山本美術館 > ブログ > エディションナンバーとA.P.について

エディションナンバーとA.P.について

2010-03-31

来館者の方々から、版画作品の左下の余白に記入されている番号(分数)についての質問が多くあります。

これは、エディションナンバー(限定番号)と言われるもので、分母は制作された作品の総数で、分子はその作品の通し番号を示したいてい鉛筆で記入されています。しかし、記入された分子の数字は実際に摺られた枚数と一致しないこともあります。

江戸浮世絵や大正・昭和初期の新版画にはエディションナンバーを書く習慣はなく、エディションナンバーが記入されるようになるのは19世紀末頃からです。

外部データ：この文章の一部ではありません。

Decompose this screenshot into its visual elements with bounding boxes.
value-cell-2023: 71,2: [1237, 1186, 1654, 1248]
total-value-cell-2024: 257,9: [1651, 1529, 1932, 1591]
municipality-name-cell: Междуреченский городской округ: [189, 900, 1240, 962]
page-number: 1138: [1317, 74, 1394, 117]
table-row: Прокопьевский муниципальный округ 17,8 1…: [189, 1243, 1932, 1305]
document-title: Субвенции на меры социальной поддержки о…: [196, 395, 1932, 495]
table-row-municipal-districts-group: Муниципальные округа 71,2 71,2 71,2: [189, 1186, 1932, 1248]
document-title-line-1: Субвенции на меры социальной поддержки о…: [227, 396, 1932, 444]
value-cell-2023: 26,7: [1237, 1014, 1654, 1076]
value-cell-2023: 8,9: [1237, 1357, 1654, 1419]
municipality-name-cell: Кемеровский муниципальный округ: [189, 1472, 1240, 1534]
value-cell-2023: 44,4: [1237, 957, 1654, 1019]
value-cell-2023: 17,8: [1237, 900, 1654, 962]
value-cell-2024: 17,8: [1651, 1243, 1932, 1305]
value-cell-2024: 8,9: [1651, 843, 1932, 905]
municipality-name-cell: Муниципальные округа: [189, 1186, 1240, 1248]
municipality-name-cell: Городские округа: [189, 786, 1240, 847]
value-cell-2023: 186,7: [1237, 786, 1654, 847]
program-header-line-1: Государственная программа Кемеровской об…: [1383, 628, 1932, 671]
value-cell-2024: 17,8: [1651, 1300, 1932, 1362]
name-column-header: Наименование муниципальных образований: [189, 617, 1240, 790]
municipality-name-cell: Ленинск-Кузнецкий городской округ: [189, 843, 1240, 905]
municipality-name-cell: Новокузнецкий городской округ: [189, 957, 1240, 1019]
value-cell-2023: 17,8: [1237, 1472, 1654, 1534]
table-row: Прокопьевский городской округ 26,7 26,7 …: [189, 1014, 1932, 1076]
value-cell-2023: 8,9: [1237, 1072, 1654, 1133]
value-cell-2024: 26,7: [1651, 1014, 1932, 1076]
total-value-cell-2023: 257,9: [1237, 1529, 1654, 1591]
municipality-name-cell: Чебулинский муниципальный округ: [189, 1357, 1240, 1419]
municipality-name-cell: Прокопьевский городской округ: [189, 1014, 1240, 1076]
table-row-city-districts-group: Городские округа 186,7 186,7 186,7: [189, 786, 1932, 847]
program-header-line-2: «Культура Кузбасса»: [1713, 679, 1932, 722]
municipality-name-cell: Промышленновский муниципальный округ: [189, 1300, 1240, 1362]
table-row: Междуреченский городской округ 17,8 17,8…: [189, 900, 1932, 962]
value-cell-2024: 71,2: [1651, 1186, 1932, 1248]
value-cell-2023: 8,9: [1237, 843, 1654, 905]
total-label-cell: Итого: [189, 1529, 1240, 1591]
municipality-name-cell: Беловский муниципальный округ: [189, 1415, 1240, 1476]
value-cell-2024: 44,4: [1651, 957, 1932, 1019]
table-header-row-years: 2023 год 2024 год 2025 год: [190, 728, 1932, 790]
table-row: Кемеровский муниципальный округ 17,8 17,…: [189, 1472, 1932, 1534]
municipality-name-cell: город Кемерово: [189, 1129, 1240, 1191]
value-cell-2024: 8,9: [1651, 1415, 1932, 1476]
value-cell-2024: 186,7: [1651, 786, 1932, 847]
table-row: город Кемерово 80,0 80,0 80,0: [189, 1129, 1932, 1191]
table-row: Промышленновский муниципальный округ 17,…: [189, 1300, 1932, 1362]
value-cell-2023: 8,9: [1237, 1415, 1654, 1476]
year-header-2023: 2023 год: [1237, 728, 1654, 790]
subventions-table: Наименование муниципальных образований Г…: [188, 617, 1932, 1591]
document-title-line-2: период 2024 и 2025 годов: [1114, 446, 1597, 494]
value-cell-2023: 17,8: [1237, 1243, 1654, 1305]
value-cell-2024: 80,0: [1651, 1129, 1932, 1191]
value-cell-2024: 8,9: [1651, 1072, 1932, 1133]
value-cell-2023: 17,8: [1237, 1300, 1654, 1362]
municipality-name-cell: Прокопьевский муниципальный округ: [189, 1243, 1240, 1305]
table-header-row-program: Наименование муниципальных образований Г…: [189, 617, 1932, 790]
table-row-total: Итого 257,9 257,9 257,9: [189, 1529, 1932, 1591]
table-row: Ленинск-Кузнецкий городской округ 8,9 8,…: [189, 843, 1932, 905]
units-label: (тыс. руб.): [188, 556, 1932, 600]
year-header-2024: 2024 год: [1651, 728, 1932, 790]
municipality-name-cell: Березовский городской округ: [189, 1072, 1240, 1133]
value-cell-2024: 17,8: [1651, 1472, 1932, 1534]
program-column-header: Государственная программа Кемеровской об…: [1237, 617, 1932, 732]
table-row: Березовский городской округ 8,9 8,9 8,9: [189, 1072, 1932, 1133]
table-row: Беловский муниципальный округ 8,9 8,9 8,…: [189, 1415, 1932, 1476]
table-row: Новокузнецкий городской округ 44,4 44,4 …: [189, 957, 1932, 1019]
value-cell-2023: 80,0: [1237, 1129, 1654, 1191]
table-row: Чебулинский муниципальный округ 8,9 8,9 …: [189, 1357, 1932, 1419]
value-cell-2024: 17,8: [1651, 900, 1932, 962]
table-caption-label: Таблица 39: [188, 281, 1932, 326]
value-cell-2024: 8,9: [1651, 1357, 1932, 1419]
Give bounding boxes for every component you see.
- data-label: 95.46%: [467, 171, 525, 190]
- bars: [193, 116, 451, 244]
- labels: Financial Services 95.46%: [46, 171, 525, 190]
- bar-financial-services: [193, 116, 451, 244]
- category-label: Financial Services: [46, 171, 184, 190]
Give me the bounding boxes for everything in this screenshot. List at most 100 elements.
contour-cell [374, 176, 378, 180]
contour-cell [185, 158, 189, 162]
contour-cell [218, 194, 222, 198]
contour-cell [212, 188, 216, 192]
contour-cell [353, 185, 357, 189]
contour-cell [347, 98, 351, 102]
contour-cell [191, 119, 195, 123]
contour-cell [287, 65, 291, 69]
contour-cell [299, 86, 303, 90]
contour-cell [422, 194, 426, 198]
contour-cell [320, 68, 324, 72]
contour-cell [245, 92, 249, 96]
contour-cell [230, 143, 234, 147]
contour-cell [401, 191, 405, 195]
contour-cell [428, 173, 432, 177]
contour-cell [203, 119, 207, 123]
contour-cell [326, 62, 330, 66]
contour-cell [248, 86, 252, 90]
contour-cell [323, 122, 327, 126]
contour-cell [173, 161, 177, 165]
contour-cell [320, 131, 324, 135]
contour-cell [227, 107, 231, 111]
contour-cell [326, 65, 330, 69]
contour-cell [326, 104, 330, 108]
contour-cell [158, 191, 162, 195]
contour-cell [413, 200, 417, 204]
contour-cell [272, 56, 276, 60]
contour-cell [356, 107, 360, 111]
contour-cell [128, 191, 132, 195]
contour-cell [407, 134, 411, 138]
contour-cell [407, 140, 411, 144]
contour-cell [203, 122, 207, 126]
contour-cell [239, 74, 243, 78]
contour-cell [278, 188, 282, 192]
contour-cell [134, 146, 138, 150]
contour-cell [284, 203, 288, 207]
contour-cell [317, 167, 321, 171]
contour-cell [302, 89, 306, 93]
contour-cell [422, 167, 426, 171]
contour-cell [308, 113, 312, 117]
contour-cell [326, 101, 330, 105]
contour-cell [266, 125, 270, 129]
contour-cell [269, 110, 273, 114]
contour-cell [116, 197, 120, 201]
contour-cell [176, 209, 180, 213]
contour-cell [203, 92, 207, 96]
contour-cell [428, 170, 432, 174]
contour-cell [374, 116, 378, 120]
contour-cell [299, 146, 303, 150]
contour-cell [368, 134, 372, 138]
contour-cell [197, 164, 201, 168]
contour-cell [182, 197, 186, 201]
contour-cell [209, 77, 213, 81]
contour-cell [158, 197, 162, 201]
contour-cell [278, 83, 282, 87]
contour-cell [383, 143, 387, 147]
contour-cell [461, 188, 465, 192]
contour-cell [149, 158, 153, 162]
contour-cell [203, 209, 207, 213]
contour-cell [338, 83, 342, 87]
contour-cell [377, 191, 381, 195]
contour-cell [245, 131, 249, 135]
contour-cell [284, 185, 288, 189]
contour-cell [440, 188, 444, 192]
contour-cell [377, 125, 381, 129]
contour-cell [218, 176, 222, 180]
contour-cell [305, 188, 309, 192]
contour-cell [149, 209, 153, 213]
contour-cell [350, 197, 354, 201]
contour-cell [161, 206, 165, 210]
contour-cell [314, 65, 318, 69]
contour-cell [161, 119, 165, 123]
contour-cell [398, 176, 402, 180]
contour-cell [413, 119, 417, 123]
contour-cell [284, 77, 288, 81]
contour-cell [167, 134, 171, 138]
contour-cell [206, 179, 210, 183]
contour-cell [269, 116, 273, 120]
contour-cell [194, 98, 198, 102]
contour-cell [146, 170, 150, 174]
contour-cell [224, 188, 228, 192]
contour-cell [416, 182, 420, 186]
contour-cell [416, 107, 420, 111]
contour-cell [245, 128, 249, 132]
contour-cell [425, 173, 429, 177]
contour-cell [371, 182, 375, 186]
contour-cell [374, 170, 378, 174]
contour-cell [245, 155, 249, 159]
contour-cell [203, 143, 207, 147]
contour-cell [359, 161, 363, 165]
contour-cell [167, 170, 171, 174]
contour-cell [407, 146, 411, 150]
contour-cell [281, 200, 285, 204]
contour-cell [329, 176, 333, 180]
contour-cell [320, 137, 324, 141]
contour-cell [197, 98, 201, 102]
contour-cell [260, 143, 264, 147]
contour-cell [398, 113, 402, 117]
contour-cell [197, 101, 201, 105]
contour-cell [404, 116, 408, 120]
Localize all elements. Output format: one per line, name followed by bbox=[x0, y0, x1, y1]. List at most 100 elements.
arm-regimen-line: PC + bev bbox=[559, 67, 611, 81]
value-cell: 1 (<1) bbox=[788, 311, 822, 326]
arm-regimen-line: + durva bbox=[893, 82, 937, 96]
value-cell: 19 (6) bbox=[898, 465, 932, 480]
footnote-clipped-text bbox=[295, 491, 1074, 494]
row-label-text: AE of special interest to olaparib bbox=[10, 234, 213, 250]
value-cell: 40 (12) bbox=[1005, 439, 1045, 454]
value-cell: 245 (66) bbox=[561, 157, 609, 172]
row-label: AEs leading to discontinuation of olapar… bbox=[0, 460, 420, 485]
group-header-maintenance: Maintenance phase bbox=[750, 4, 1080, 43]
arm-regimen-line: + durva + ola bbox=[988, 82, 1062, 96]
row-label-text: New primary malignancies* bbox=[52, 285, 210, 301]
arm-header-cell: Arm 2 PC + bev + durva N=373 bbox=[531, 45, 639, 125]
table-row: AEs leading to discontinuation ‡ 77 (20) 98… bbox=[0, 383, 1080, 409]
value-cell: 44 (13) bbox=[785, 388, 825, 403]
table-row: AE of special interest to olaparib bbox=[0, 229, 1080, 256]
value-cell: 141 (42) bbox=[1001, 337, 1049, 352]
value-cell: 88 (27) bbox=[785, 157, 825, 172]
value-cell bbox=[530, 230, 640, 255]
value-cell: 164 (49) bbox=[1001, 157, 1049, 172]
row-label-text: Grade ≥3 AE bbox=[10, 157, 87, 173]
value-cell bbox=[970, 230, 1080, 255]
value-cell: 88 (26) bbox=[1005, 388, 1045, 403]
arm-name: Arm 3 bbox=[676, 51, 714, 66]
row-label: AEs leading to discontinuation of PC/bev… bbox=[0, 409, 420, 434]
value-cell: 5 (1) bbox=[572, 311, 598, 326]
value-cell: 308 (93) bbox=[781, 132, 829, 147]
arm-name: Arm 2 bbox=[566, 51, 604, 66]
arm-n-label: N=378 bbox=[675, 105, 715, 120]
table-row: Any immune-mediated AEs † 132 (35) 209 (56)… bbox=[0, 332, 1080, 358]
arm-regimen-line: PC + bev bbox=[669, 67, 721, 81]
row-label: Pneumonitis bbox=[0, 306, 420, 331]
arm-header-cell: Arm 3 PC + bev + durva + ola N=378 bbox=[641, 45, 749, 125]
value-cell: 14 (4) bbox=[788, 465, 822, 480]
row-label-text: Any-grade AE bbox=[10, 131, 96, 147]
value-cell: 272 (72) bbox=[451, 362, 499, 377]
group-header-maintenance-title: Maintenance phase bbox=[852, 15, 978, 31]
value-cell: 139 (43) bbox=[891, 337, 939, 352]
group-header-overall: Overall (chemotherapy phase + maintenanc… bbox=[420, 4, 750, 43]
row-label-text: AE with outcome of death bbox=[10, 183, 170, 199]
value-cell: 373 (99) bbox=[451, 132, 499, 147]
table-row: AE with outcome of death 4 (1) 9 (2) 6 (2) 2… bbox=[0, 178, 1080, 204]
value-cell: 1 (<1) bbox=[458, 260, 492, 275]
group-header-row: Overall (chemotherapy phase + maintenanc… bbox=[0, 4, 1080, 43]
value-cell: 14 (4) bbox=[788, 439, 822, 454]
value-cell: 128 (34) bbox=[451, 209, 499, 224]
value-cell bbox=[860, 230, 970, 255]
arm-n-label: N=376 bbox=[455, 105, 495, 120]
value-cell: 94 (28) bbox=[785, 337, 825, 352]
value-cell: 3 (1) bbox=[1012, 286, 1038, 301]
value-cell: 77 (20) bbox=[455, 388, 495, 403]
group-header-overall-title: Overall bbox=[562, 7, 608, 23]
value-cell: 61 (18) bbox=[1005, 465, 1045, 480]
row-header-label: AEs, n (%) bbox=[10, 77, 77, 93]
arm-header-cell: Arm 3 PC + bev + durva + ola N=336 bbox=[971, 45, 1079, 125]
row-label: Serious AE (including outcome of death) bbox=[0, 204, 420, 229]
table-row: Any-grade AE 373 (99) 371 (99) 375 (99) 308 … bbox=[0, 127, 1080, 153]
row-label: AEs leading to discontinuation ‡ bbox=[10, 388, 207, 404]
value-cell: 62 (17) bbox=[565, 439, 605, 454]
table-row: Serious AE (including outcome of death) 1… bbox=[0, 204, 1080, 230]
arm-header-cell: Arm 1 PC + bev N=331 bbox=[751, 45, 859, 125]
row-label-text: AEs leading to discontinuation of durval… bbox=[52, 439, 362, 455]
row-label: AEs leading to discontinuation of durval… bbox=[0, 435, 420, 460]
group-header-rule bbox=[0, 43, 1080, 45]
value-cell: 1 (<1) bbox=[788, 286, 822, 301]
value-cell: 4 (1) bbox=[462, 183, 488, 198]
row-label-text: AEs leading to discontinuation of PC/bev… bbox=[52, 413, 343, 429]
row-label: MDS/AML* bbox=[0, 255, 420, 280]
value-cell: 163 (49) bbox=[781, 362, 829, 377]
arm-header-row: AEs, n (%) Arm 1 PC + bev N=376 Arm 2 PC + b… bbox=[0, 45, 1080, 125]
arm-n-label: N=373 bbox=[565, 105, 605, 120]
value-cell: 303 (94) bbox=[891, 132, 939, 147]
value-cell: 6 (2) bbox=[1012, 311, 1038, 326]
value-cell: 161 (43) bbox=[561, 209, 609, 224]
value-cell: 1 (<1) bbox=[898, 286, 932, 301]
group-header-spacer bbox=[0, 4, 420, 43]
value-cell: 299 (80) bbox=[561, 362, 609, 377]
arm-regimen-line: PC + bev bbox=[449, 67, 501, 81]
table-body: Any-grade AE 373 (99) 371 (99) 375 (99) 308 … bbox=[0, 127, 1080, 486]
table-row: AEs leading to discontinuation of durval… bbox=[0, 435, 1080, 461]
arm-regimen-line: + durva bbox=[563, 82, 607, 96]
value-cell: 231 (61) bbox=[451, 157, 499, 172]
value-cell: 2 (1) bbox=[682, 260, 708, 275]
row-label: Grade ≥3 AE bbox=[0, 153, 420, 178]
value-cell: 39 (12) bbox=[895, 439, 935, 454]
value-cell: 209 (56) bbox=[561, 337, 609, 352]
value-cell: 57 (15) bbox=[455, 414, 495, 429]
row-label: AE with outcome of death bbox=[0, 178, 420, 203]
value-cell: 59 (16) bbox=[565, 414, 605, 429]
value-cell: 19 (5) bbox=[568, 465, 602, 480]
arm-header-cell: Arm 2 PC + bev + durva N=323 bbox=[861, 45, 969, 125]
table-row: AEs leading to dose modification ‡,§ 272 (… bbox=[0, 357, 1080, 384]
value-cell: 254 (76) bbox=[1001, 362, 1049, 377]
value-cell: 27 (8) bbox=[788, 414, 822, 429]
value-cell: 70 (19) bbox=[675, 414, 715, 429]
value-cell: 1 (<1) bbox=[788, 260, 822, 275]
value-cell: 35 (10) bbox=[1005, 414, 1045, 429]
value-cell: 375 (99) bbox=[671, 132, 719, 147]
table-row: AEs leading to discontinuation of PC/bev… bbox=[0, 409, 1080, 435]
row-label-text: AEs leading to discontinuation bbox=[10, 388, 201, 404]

コレクターに摺り部数に対する保証を与える必要性をと、フランスの画商のアンブロ・ヴォラールが定着させたと言われています。また、版画に記された番号に関わらず版画そのものは全作品同様に扱われ市場の評価も同等です。

この他に、限定番号の代わりに「A.P.」(アーティストプルーフ/ E.A.も同義)や「H.C.」(非売品)と書かれた作品があります。これは、一般的に作家用の保存作品などのことで、摺られる枚数は限定制作部数の5~10%程度です。ほとんどの場合、通常の作品と同等に扱われますが試し摺りとしての性格が強い作品もあります。

一般的に近・現代の版画作品はエディションナンバーの記入が定着していますので、手書き作品との見分けも一目瞭然です。